Take enough bellydance classes, listen to enough Middle Eastern music, and eventually you have to come to terms with a simple fact: you're going to have to learn to recognize and dance to the rhythms.

DOUM!
Now, I'm guessing that for most people this is not a hardship. Then again, most people can clap in time with a crowd, whereas I was always the person who clapped exactly halfway between the beats. I've had people explain some bellydance rhythms in class, but that's just way too little exposure to really learn. I've played around with the rhythm lessons on videos like Jenna and Raquy's The Heartbeat of Bellydance: Rhythms & Belly Dance Combinations for Drum Solos, but although that kind of program is valuable for learning how to dance to rhythms once you know them, for me it was still too little.

Eventually I recognized that if I really wanted to improve my sense of rhythm, I'd just have to ahead and learn how to drum. And frankly, the doumbek is a pretty sexy musical instrument. Did I mention I'm also pretty unmusical? So an instrument where I wouldn't have to worry about melodic pitch really appealed to me.
This is by way of introduction to Carmine T. Guida's Baby Beginner Doumbek Workshop, a DVD that starts at the beginning -- at the very, very beginning -- of learning how to play a doumbek. Which is great, since I think a lot of the material you can find assumes some facility at drumming, and goes at a pretty fast pace. But I'm not the only dancer who has wanted to learn a bit of doumbek, and the fingers we learn to move so gracefully are not always adept at making dums and teks!

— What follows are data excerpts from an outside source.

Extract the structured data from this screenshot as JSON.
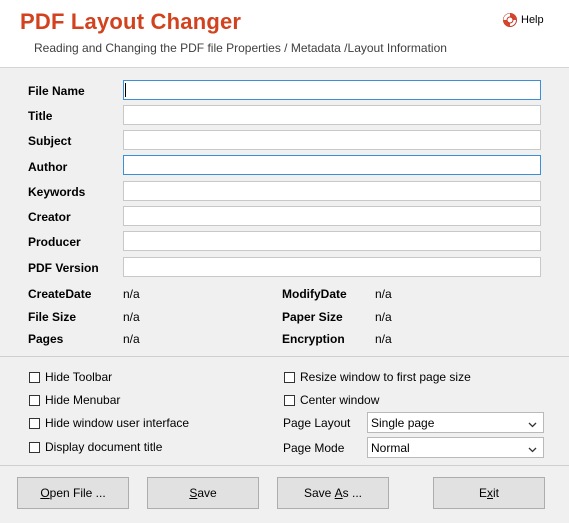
{
  "header": {
    "title": "PDF Layout Changer",
    "subtitle": "Reading and Changing the PDF file Properties / Metadata /Layout Information",
    "help_label": "Help",
    "help_icon": "lifebuoy-icon"
  },
  "fields": [
    {
      "label": "File Name",
      "value": ""
    },
    {
      "label": "Title",
      "value": ""
    },
    {
      "label": "Subject",
      "value": ""
    },
    {
      "label": "Author",
      "value": ""
    },
    {
      "label": "Keywords",
      "value": ""
    },
    {
      "label": "Creator",
      "value": ""
    },
    {
      "label": "Producer",
      "value": ""
    },
    {
      "label": "PDF Version",
      "value": ""
    }
  ],
  "info": {
    "create_date": {
      "label": "CreateDate",
      "value": "n/a"
    },
    "modify_date": {
      "label": "ModifyDate",
      "value": "n/a"
    },
    "file_size": {
      "label": "File Size",
      "value": "n/a"
    },
    "paper_size": {
      "label": "Paper Size",
      "value": "n/a"
    },
    "pages": {
      "label": "Pages",
      "value": "n/a"
    },
    "encryption": {
      "label": "Encryption",
      "value": "n/a"
    }
  },
  "options": {
    "hide_toolbar": {
      "label": "Hide Toolbar",
      "checked": false
    },
    "hide_menubar": {
      "label": "Hide Menubar",
      "checked": false
    },
    "hide_window_ui": {
      "label": "Hide window user interface",
      "checked": false
    },
    "display_doc_title": {
      "label": "Display document title",
      "checked": false
    },
    "resize_window": {
      "label": "Resize window to first page size",
      "checked": false
    },
    "center_window": {
      "label": "Center window",
      "checked": false
    },
    "page_layout": {
      "label": "Page Layout",
      "value": "Single page"
    },
    "page_mode": {
      "label": "Page Mode",
      "value": "Normal"
    }
  },
  "buttons": {
    "open_file": {
      "label": "Open File ...",
      "mnemonic": "O",
      "rest": "pen File ..."
    },
    "save": {
      "label": "Save",
      "mnemonic": "S",
      "rest": "ave"
    },
    "save_as": {
      "label": "Save As ...",
      "prefix": "Save ",
      "mnemonic": "A",
      "rest": "s ..."
    },
    "exit": {
      "label": "Exit",
      "prefix": "E",
      "mnemonic": "x",
      "rest": "it"
    }
  },
  "colors": {
    "title": "#d2421e",
    "focus_border": "#3c8ed6",
    "background": "#f0f0f0"
  }
}
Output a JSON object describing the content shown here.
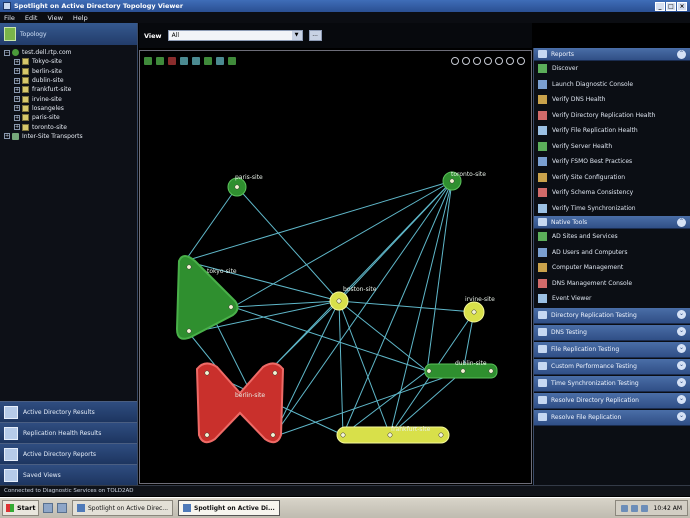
{
  "window": {
    "title": "Spotlight on Active Directory Topology Viewer",
    "controls": [
      "_",
      "□",
      "×"
    ]
  },
  "menu": {
    "items": [
      "File",
      "Edit",
      "View",
      "Help"
    ]
  },
  "left_pane": {
    "header_label": "Topology",
    "tree": [
      {
        "label": "test.dell.rtp.com",
        "icon": "domain-icon",
        "level": 0
      },
      {
        "label": "Tokyo-site",
        "icon": "site-icon",
        "level": 1
      },
      {
        "label": "berlin-site",
        "icon": "site-icon",
        "level": 1
      },
      {
        "label": "dublin-site",
        "icon": "site-icon",
        "level": 1
      },
      {
        "label": "frankfurt-site",
        "icon": "site-icon",
        "level": 1
      },
      {
        "label": "irvine-site",
        "icon": "site-icon",
        "level": 1
      },
      {
        "label": "losangeles",
        "icon": "site-icon",
        "level": 1
      },
      {
        "label": "paris-site",
        "icon": "site-icon",
        "level": 1
      },
      {
        "label": "toronto-site",
        "icon": "site-icon",
        "level": 1
      },
      {
        "label": "Inter-Site Transports",
        "icon": "transports-icon",
        "level": 0
      }
    ],
    "nav_buttons": [
      {
        "label": "Active Directory Results",
        "icon": "results-icon"
      },
      {
        "label": "Replication Health Results",
        "icon": "replication-icon"
      },
      {
        "label": "Active Directory Reports",
        "icon": "reports-icon"
      },
      {
        "label": "Saved Views",
        "icon": "views-icon"
      }
    ]
  },
  "view_bar": {
    "label": "View",
    "value": "All",
    "more_label": "..."
  },
  "graph": {
    "nodes": [
      {
        "id": "paris",
        "label": "paris-site",
        "color": "green"
      },
      {
        "id": "toronto",
        "label": "toronto-site",
        "color": "green"
      },
      {
        "id": "tokyo",
        "label": "tokyo-site",
        "color": "green"
      },
      {
        "id": "boston",
        "label": "boston-site",
        "color": "yellow"
      },
      {
        "id": "irvine",
        "label": "irvine-site",
        "color": "yellow"
      },
      {
        "id": "dublin",
        "label": "dublin-site",
        "color": "green"
      },
      {
        "id": "berlin",
        "label": "berlin-site",
        "color": "red"
      },
      {
        "id": "frankfurt",
        "label": "frankfurt-site",
        "color": "yellow"
      }
    ],
    "colors": {
      "link": "#5fb7c9",
      "green": "#2f8f2f",
      "yellow": "#d8e04a",
      "red": "#c9302c",
      "label": "#e8f0e8"
    }
  },
  "right_pane": {
    "sections": [
      {
        "title": "Reports",
        "icon": "reports-icon",
        "expanded": true,
        "items": [
          "Discover",
          "Launch Diagnostic Console",
          "Verify DNS Health",
          "Verify Directory Replication Health",
          "Verify File Replication Health",
          "Verify Server Health",
          "Verify FSMO Best Practices",
          "Verify Site Configuration",
          "Verify Schema Consistency",
          "Verify Time Synchronization"
        ]
      },
      {
        "title": "Native Tools",
        "icon": "tools-icon",
        "expanded": true,
        "items": [
          "AD Sites and Services",
          "AD Users and Computers",
          "Computer Management",
          "DNS Management Console",
          "Event Viewer"
        ]
      },
      {
        "title": "Directory Replication Testing",
        "expanded": false
      },
      {
        "title": "DNS Testing",
        "expanded": false
      },
      {
        "title": "File Replication Testing",
        "expanded": false
      },
      {
        "title": "Custom Performance Testing",
        "expanded": false
      },
      {
        "title": "Time Synchronization Testing",
        "expanded": false
      },
      {
        "title": "Resolve Directory Replication",
        "expanded": false
      },
      {
        "title": "Resolve File Replication",
        "expanded": false
      }
    ]
  },
  "status_bar": {
    "text": "Connected to Diagnostic Services on TOLD2AD"
  },
  "taskbar": {
    "start_label": "Start",
    "tasks": [
      {
        "label": "Spotlight on Active Direc...",
        "active": false
      },
      {
        "label": "Spotlight on Active Di...",
        "active": true
      }
    ],
    "clock": "10:42 AM"
  }
}
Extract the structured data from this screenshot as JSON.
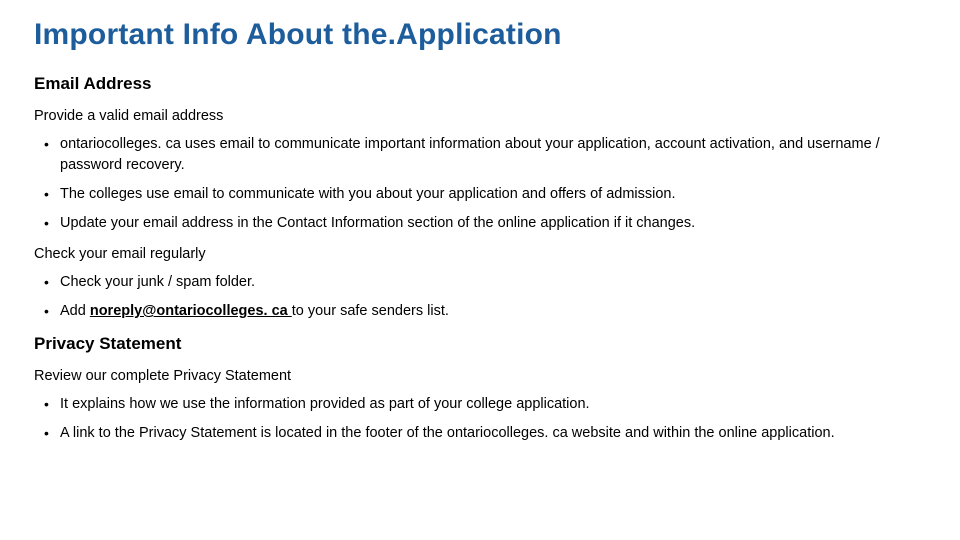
{
  "title": "Important Info About the.Application",
  "sections": [
    {
      "heading": "Email Address",
      "blocks": [
        {
          "sub": "Provide a valid email address",
          "items": [
            "ontariocolleges. ca uses email to communicate important information about your application, account activation,  and username / password recovery.",
            "The colleges use email to communicate with you about your application and offers of admission.",
            "Update your email address in the Contact Information section of the online application if it changes."
          ]
        },
        {
          "sub": "Check your email regularly",
          "items": [
            "Check your junk / spam folder."
          ],
          "email_item": {
            "prefix": "Add ",
            "email": "noreply@ontariocolleges. ca ",
            "suffix": "to your safe senders list."
          }
        }
      ]
    },
    {
      "heading": "Privacy Statement",
      "blocks": [
        {
          "sub": "Review our complete Privacy Statement",
          "items": [
            "It explains how we use the information provided as part of your college application.",
            "A link to the Privacy Statement is located in the footer of the ontariocolleges. ca website and within the online  application."
          ]
        }
      ]
    }
  ]
}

Although I have a review copy from Carmine, I think it actually doesn't make sense to watch the video once and review it. I do have a tiny bit of background: I took a world drumming class this spring, and whether we used doumbeks or djembes, we learned new rhythms very slowly, and were taught to practice them a lot. So I'll work with the video gradually, and let you all know how it goes.

Some first reactions: 

The first cool thing you'll notice is not even on the DVD -- it's the inside cover. Open up the cardboard DVD case and you'll see all the basic rhythms taught in the main workshop. I think this is nothing short of brilliant. Simple, but brilliant. I'm a visual person, and I often need to see a rhythm written down as well as to hear it. However, files included on DVDs tend to be annoying to work with, since I'd have to print them or the like, and just having the rhythm pop up on the screen means that I can't practice with it. Having a handy, portable guide to the rhythms is wonderful, because I can use it to practice without even putting on the video.

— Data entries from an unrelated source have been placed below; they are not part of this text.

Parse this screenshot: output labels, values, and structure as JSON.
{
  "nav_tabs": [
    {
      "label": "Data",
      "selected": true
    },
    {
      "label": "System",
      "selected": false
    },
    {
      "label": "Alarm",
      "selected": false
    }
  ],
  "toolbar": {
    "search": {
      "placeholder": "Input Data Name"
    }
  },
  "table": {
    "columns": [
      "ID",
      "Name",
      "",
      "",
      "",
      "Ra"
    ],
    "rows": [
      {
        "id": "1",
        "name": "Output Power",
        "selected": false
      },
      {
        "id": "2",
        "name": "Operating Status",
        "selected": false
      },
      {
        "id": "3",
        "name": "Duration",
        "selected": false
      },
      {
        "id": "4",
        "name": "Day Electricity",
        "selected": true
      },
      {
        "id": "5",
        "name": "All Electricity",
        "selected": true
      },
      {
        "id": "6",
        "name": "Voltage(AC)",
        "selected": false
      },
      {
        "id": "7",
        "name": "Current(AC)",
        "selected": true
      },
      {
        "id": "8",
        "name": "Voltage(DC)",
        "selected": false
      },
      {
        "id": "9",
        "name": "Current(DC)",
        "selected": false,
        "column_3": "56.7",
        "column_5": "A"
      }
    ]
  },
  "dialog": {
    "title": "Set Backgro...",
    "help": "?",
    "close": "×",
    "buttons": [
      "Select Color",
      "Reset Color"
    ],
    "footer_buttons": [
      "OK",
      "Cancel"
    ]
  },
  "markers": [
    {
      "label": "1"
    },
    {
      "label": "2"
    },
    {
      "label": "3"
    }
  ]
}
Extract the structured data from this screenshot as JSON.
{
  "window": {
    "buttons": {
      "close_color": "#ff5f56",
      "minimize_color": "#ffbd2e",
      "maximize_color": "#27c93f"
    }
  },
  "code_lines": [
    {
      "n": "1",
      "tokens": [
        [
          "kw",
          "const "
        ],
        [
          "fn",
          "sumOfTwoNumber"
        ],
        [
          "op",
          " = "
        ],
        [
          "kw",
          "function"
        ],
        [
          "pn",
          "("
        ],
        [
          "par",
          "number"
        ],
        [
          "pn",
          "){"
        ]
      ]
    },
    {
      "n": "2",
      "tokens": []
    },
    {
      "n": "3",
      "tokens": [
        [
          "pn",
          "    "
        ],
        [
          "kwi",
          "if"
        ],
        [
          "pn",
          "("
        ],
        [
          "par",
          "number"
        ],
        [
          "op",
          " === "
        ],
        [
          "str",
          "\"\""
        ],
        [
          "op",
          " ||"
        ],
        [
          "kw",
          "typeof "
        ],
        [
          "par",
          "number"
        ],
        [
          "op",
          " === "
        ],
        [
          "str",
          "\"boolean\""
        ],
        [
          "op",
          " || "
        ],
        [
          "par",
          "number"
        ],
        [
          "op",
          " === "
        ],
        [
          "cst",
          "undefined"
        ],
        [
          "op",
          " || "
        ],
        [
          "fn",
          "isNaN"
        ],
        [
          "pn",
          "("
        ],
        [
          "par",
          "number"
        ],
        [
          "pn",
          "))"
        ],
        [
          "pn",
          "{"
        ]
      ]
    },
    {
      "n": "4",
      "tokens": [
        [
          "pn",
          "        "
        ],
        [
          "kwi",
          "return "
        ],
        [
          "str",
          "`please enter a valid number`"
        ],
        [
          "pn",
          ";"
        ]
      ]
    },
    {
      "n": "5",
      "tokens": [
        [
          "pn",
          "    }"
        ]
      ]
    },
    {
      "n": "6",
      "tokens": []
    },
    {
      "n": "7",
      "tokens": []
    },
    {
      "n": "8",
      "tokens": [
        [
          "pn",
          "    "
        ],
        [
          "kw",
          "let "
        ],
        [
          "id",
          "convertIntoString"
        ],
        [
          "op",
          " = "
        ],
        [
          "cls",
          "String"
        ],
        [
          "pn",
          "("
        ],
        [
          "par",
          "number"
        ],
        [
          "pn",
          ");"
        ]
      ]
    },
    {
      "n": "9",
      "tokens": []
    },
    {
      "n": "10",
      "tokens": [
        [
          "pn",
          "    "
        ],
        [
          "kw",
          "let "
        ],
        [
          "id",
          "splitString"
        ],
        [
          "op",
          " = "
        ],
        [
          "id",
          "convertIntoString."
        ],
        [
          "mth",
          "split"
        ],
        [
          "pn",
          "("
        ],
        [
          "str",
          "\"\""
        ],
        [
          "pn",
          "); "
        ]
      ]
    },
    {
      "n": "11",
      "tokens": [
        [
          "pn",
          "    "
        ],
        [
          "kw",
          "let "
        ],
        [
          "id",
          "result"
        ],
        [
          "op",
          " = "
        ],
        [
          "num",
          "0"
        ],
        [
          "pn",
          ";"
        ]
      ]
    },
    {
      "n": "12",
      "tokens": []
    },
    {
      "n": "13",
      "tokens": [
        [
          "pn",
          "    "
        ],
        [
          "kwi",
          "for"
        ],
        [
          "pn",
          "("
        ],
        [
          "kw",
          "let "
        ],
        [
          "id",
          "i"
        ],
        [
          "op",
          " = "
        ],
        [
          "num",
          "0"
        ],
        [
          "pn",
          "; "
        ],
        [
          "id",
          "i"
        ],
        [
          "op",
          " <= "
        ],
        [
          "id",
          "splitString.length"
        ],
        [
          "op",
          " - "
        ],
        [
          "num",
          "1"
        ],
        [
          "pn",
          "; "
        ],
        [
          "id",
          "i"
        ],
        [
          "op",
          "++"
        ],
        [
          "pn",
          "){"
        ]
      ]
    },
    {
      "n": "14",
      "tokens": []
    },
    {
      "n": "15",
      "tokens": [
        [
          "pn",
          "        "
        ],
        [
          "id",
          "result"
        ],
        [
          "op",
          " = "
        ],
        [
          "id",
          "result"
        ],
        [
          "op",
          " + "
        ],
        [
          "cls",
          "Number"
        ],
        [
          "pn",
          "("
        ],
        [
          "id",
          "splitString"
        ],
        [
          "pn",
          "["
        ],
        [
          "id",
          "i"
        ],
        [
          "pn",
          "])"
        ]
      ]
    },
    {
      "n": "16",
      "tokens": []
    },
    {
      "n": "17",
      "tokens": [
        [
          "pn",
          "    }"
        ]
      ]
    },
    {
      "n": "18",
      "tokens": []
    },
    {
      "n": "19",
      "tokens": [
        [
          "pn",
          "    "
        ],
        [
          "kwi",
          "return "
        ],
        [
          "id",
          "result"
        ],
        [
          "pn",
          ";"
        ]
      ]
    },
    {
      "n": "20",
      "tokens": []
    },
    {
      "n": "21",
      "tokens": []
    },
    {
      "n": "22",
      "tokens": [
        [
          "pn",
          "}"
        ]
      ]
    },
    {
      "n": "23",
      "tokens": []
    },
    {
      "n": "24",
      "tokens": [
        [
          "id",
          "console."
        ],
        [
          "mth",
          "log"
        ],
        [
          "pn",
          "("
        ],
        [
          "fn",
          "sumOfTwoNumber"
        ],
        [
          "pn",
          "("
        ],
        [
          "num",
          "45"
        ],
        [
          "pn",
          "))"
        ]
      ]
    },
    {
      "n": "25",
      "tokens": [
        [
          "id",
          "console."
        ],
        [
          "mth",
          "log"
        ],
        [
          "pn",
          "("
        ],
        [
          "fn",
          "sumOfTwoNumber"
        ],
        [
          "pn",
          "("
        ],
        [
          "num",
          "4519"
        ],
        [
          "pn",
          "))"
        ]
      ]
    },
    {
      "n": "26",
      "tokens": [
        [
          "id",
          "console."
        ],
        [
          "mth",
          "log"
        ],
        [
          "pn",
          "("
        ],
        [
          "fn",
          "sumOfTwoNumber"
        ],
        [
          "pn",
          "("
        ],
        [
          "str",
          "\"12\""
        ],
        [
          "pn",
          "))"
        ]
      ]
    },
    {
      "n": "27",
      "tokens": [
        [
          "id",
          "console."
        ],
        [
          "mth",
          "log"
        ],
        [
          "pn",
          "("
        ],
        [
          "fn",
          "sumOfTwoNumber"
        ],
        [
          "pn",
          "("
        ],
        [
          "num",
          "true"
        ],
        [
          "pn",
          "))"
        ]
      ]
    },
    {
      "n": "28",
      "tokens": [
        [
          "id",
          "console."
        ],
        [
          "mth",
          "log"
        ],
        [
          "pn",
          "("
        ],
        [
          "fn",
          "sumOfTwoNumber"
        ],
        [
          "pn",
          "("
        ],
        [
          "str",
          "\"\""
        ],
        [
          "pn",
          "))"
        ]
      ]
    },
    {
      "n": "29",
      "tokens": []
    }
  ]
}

The instruction is a filmed workshop, and Carmine begins with the very basics: how to hold the drum, a relaxed posture, finger positions, and how to hit the drum with the dum and the tek. My previous teacher had us do our teks with more of a closed hand (or maybe I just followed incorrectly!), and following Carmine's instructions gave me a nicer sound that was easier to achieve. A few basic drills (again, all different from what I'd done before) help students switch between dum and tek -- trickier than it sounds at first.

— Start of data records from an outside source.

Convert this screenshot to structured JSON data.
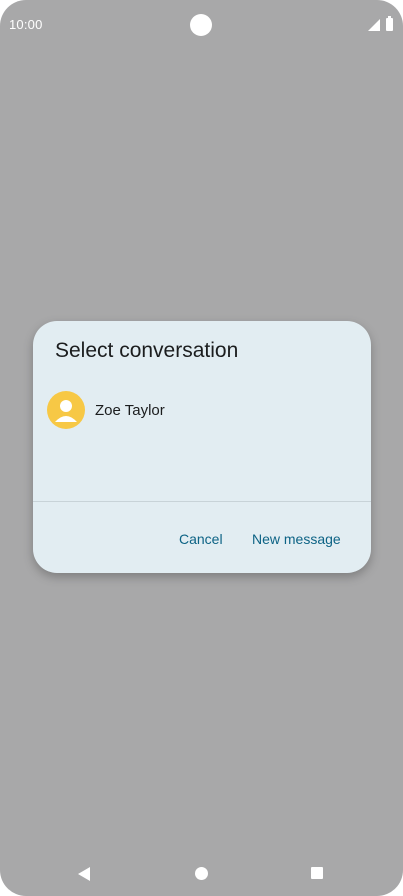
{
  "status_bar": {
    "time": "10:00",
    "icons": [
      "camera-cutout",
      "signal-icon",
      "battery-icon"
    ]
  },
  "dialog": {
    "title": "Select conversation",
    "contacts": [
      {
        "name": "Zoe Taylor",
        "avatar_icon": "person-icon",
        "avatar_color": "#f7c845"
      }
    ],
    "buttons": {
      "cancel": "Cancel",
      "new_message": "New message"
    },
    "accent_color": "#0d6385",
    "background_color": "#e2edf2"
  },
  "nav_bar": {
    "icons": [
      "back-icon",
      "home-icon",
      "recents-icon"
    ]
  },
  "colors": {
    "scrim": "#a8a8a9"
  }
}
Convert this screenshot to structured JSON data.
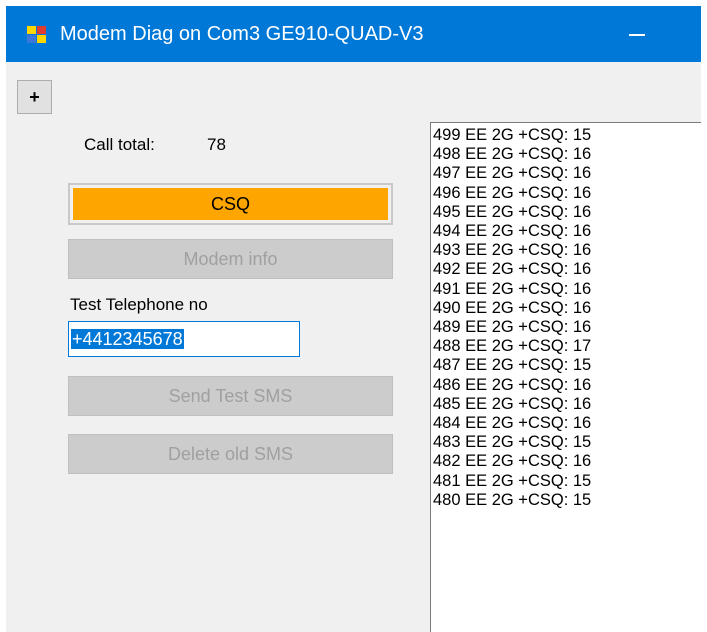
{
  "window": {
    "title": "Modem Diag on Com3 GE910-QUAD-V3",
    "icon": "app-window-icon",
    "title_bar_color": "#0078d7"
  },
  "toolbar": {
    "plus_label": "+"
  },
  "calls": {
    "total_label": "Call total:",
    "total_value": "78"
  },
  "buttons": {
    "csq": "CSQ",
    "csq_color": "#ffa500",
    "modem_info": "Modem info",
    "send_test_sms": "Send Test SMS",
    "delete_old_sms": "Delete old SMS"
  },
  "phone": {
    "label": "Test Telephone no",
    "value": "+4412345678"
  },
  "log": {
    "items": [
      "499 EE 2G +CSQ: 15",
      "498 EE 2G +CSQ: 16",
      "497 EE 2G +CSQ: 16",
      "496 EE 2G +CSQ: 16",
      "495 EE 2G +CSQ: 16",
      "494 EE 2G +CSQ: 16",
      "493 EE 2G +CSQ: 16",
      "492 EE 2G +CSQ: 16",
      "491 EE 2G +CSQ: 16",
      "490 EE 2G +CSQ: 16",
      "489 EE 2G +CSQ: 16",
      "488 EE 2G +CSQ: 17",
      "487 EE 2G +CSQ: 15",
      "486 EE 2G +CSQ: 16",
      "485 EE 2G +CSQ: 16",
      "484 EE 2G +CSQ: 16",
      "483 EE 2G +CSQ: 15",
      "482 EE 2G +CSQ: 16",
      "481 EE 2G +CSQ: 15",
      "480 EE 2G +CSQ: 15"
    ]
  }
}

I recognize that look of intense concentration...
The workshop context is actually really nice. This kind of thing can be distracting in dance instructionals, but with drumming, where so much is about getting into a groove with others, it really makes sense. Carmine jokes around with the students which makes the whole thing more fun, and when he corrects them I notice that I was making the same mistake.

The thing that was very different from my class was this: while we were taught to count out rhythms, Carmine teaches them by sound. I worked with the sections for maqsum and baladi to start with. In each, he plays the very bare bones of the rhythm a few times slowly, then has the group join in and repeat. Once they get it, he might embellish the rhythm a few times, regularly returning to the skeleton form. On the one hand, I'm used to counting and missed it a bit. On the other, I liked that this way of teaching taught a focus on the general shape and sound of a rhythm, rather than an abstract count. Some of the workshop members seem to be dancers, and certainly much of the audience of the DVD will be too, so it makes sense to teach a kind of instinctive feeling for how the rhythms sound.